One figure represents the vulnerabilities found in Windows operating systems: XP, NT, 98, and so on. The other represents a total figure not just for Solaris, AIX, HP-UX, the BSDs, and Linux, but for a hundred different versions of Linux. The sum of all the unique vulnerabilities from all the Linux distros does not equate to the sum of vulnerabilities in any single Linux distro, and one could say the same about the various versions of Windows.
That's why it is a completely meaningless exercise to discuss those totals as if they present an accurate picture of the relative security of Windows and Linux.
Numbers don't mean everything
After all this time, you'd think that the mainstream tech press could get it right when reporting on security. The sheer number of vulnerabilities means little when compared with other factors, such as the severity of the vulnerability, how easy it is to exploit the vulnerability, and how long it takes a vendor to respond to the vulnerability.
While some outlets are saying that "Windows beats Linux/Unix on vulnerabilities," Windows admins are sweating the WMF vulnerability without any patch available from Microsoft. Microsoft disclosed the WMF vulnerability on December 27. This was a zero-day exploit, meaning that exploits were found in the wild before the vulnerability was known.
Here we are, more than a week later, and Windows admins are having to use unofficial patches to try to protect themselves.
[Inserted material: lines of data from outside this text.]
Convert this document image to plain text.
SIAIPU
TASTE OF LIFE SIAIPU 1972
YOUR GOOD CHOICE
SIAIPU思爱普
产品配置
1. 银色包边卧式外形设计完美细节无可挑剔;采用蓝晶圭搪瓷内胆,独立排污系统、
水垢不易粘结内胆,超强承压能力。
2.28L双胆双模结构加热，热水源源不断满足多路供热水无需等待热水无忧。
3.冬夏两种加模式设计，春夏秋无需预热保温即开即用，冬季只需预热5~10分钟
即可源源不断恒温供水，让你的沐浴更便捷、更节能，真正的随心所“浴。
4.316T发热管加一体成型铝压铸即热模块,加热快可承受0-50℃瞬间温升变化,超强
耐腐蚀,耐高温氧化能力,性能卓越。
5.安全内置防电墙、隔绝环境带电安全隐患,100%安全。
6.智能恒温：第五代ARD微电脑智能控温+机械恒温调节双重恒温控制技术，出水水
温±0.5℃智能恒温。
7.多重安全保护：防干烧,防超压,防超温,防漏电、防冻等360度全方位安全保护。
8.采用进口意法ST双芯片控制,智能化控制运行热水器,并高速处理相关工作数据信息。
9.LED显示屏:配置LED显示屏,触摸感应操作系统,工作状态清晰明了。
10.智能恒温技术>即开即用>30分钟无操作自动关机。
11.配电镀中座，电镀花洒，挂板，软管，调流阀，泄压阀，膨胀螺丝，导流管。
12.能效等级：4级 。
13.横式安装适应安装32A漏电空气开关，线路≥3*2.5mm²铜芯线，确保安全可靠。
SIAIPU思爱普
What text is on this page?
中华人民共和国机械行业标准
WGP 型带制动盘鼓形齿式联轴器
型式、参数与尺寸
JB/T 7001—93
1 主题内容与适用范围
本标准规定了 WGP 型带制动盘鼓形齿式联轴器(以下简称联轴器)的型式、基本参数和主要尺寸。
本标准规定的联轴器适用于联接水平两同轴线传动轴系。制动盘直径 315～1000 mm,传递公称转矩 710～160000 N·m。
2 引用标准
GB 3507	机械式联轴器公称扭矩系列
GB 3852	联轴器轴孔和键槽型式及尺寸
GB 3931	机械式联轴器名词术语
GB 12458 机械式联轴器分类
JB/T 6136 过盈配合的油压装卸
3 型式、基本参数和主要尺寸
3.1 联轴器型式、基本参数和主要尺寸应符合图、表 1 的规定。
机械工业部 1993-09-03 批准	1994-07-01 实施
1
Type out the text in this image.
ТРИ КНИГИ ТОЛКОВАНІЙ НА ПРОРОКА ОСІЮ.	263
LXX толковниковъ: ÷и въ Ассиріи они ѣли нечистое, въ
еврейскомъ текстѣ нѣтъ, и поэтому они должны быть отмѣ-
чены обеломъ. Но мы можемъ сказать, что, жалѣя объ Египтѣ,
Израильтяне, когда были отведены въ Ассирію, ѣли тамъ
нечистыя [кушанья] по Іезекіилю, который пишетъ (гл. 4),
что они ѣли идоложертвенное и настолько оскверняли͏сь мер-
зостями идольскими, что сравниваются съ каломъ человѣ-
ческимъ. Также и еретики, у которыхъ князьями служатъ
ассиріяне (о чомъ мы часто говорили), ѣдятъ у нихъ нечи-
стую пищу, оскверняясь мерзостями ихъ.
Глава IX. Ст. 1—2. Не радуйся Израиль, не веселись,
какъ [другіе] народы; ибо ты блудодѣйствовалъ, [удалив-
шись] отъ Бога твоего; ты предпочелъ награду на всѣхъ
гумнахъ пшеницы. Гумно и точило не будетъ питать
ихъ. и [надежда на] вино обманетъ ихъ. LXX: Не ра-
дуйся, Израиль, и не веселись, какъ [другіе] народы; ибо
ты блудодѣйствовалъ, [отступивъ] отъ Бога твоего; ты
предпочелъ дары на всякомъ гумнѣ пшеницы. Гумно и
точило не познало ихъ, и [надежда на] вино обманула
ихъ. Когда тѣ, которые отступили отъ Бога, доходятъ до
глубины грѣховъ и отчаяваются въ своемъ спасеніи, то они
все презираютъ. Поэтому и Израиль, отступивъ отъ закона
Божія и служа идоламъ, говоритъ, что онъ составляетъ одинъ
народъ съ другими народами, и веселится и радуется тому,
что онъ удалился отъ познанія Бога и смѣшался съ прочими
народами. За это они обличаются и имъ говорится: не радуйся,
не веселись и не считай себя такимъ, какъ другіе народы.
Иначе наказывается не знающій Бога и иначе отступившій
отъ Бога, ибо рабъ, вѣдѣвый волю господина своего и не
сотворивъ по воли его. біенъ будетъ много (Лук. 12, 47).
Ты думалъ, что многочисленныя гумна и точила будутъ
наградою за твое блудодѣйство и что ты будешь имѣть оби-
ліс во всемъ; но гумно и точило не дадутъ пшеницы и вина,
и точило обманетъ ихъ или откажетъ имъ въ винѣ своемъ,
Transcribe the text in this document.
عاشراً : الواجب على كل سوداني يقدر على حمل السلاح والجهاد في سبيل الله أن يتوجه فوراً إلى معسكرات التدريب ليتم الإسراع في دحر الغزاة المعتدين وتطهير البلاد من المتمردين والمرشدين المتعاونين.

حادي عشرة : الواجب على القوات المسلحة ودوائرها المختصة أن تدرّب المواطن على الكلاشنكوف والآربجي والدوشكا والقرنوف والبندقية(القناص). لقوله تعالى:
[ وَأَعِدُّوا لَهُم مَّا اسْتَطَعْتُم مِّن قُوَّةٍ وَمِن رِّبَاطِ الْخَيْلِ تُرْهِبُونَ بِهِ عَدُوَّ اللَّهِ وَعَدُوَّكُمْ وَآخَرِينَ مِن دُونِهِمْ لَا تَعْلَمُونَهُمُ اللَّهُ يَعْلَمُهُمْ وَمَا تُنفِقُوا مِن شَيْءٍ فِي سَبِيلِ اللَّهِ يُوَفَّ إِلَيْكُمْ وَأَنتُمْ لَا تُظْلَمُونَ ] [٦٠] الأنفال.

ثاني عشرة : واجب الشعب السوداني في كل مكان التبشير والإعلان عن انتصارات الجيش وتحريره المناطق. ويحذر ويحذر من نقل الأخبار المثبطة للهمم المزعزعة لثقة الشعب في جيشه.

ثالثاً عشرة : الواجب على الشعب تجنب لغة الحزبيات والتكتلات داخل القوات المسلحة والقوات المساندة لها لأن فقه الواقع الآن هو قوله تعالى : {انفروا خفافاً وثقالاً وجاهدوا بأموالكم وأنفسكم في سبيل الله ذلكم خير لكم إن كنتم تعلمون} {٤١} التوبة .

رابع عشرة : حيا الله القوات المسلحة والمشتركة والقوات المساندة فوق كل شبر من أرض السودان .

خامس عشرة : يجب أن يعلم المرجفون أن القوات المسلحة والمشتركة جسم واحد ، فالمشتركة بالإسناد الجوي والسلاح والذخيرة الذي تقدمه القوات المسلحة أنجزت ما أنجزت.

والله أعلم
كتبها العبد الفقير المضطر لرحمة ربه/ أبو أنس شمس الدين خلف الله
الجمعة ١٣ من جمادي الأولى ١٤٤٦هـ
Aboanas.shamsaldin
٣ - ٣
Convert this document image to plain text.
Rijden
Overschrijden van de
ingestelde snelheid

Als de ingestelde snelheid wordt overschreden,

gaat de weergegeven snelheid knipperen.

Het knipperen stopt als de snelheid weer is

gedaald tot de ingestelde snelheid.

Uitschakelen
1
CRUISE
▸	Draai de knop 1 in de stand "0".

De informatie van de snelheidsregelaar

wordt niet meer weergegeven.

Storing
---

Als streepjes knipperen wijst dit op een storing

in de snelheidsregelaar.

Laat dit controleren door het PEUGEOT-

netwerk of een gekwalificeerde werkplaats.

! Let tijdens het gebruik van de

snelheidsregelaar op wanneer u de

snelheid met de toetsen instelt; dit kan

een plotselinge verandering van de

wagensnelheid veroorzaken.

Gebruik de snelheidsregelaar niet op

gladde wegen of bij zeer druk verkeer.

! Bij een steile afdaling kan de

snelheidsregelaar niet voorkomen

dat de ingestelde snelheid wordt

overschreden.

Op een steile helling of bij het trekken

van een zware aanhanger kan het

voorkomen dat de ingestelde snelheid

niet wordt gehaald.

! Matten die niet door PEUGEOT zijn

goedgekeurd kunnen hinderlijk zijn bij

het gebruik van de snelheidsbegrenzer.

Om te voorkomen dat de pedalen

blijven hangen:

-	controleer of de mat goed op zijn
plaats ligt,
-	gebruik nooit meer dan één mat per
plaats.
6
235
Microsoft says it expects to have a patch next week, if it passes quality testing, meaning the window of opportunity for this nasty little vulnerability will be at least two weeks. One source cites at least 70 malicious WMF files in the wild so far.
It's worth noting that this vulnerability is a design issue, not a buffer overflow or some other exotic exploit -- WMFs are supposed to be able to call external procedures and execute code. Microsoft is vulnerable because the company included a feature to run arbitrary code from an image file.
This is not to say that the data from US-CERT is a meaningless aggregation. You can easily spot the most vulnerable operating system in wide use today by taking a look at the Technical Cyber Security Alerts issued by US-CERT last year. Here's the bottom line:
- 22 Technical Cyber Security Alerts were issued in 2005
- 11 of those alerts were for Windows platforms
- 3 were for Oracle products
- 2 were for Cisco products
- 1 was for Mac OS X
- None were for Linux
That's quite a different picture than the one the Microsoft press machine wants you to see. Here's more of the same. US-CERT's list of current vulnerabilities contains a total of 11 vulnerabilities, six of which mention Windows by name, and none of which mentions Linux.
Still, scribes in the trade press are once again playing the US-CERT FUD game by trumpeting the misleading totals noted at the top of the story as being significant in weighing the relative security of Windows and Linux.
Shame on them for purposely -- or ignorantly, as the case may be -- misleading their readers. And shame on US-CERT for presenting its summary in a way that allows such easy misrepresentation.